The borders to Southern Europe were to be exemplified by two selected cities, Tangier en Morocco and Durrës in Albania, where financial movements, capital investment and transnational companies were highlighted, as well as through the actors´ social agency (the expressed creativity against the closed doors). This means looking at how household members generate alternative production and consumption patterns to ensure survival in the time of closed borders; it is through them that we learn how barriers are circumvented. It is a way of showing how the repression of border control encourages, paradoxically, the reconstruction and the strengthening of reciprocity networks, but where networks are normally articulated through hierarchical solidarities.
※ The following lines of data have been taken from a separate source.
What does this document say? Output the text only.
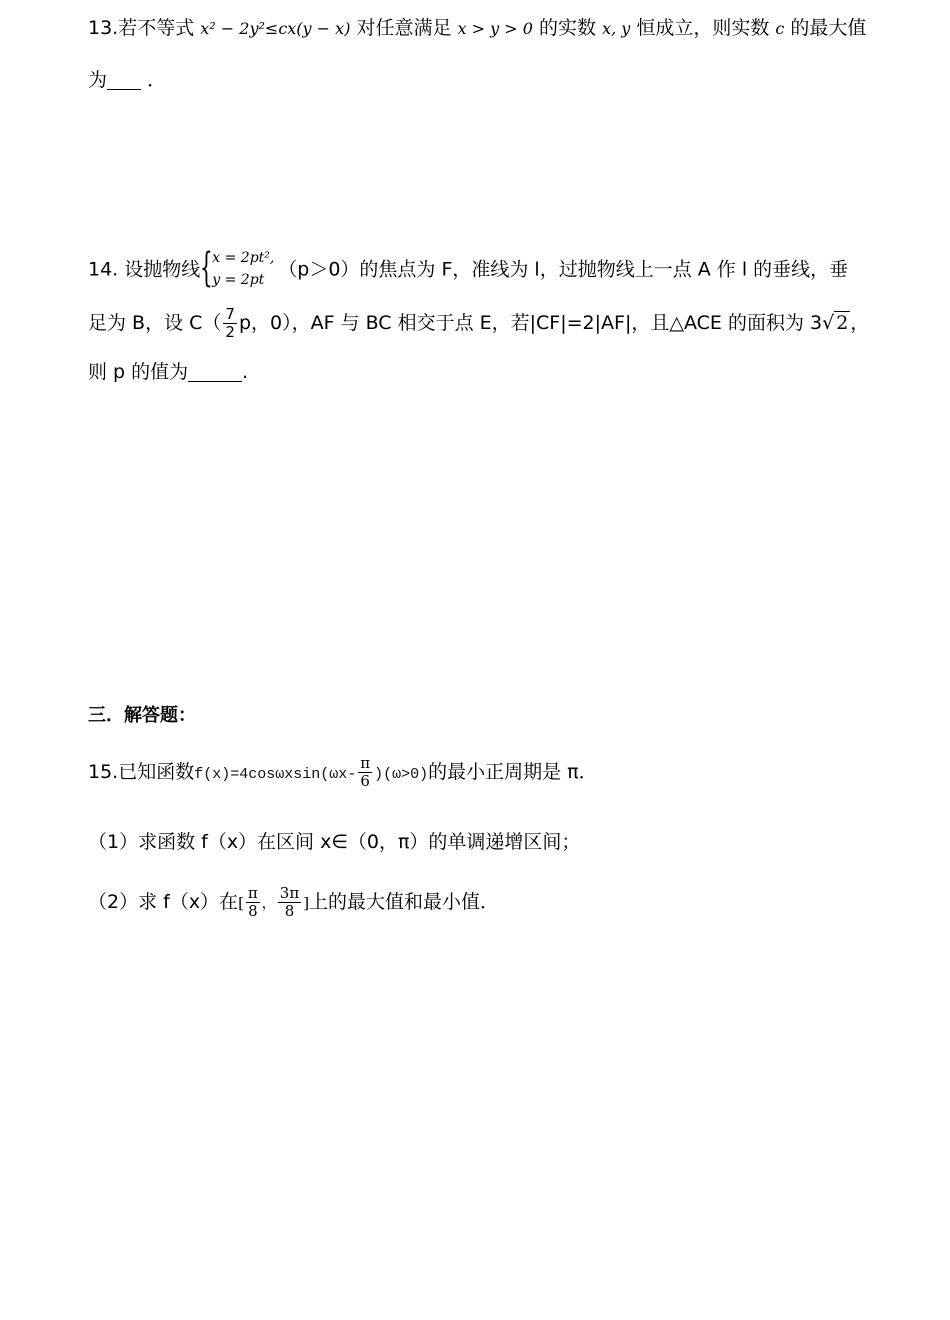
13.若不等式 x² − 2y²≤cx(y − x) 对任意满足 x > y > 0 的实数 x, y 恒成立，则实数 c 的最大值
为 ．
14. 设抛物线 { x = 2pt²,
y = 2pt （p＞0）的焦点为 F，准线为 l，过抛物线上一点 A 作 l 的垂线，垂
足为 B，设 $C( \frac{7}{2}$ p，0），AF 与 BC 相交于点 E，若|CF|=2|AF|，且△ACE 的面积为 3√ 2 ，
则 p 的值为	.
三．解答题：
15.已知函数$f(x)=4\cos\omega xsin(\omega x- \frac{\pi}{6} )(\omega>0)$的最小正周期是 π．
（1）求函数 f（x）在区间 x∈（0，π）的单调递增区间；
（2）求 f（x）在[ $\frac{\pi}{8}$ ， $\frac{3\pi}{8}$ ]上的最大值和最小值．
The interest in the narratives on borders responded to a particular focus on grey zones or fuzzy borders, in which the national is being transgressed. This is what happens in border zones, cities and spaces where North meets South, an open floor where borderlife is put in the contradiction between border processes and state ideology, which create the conditions of crossing. This is often a pattern characterized by migration, twin plants, pollution and urban growth, which explains why the US-Mexico border region has become one of the most rapidly urbanizing regions in the world. Whereas in European border zones, these issues put forward many questions regarding national spaces especially on the type of police-state or welfare state, or on the role of the Europeanization process, which means strengthening the role of Nation-States towards migration meanwhile

I focus here on borderlands as research sites, encompassing the very specific friction, the liminal sites of globalization processes. These sites offer the possibility of exploring the globalization process in great detail, within a bounded setting and with its contradictory features. Simply put, global economic activities such as the mobility peculiar to the export processing zones, can be also very embedded in place. It is where global processes become structured by the local constraints of border cities (especially those which restrict mobilites to some nationals by the states and their policing powers) as well as by their own characteristics that define the heterogeneous forces. However, it is important to recognize that borderlands are not the rule for all socio-economic processes in the countries under study. Globalization tendencies such as the development of export industries are not to be seen for the whole of the country (in the whole of Albania or in the whole of Morocco) but it becomes clearer when one selects those cities, which are the nodes of the privatization processes in those countries.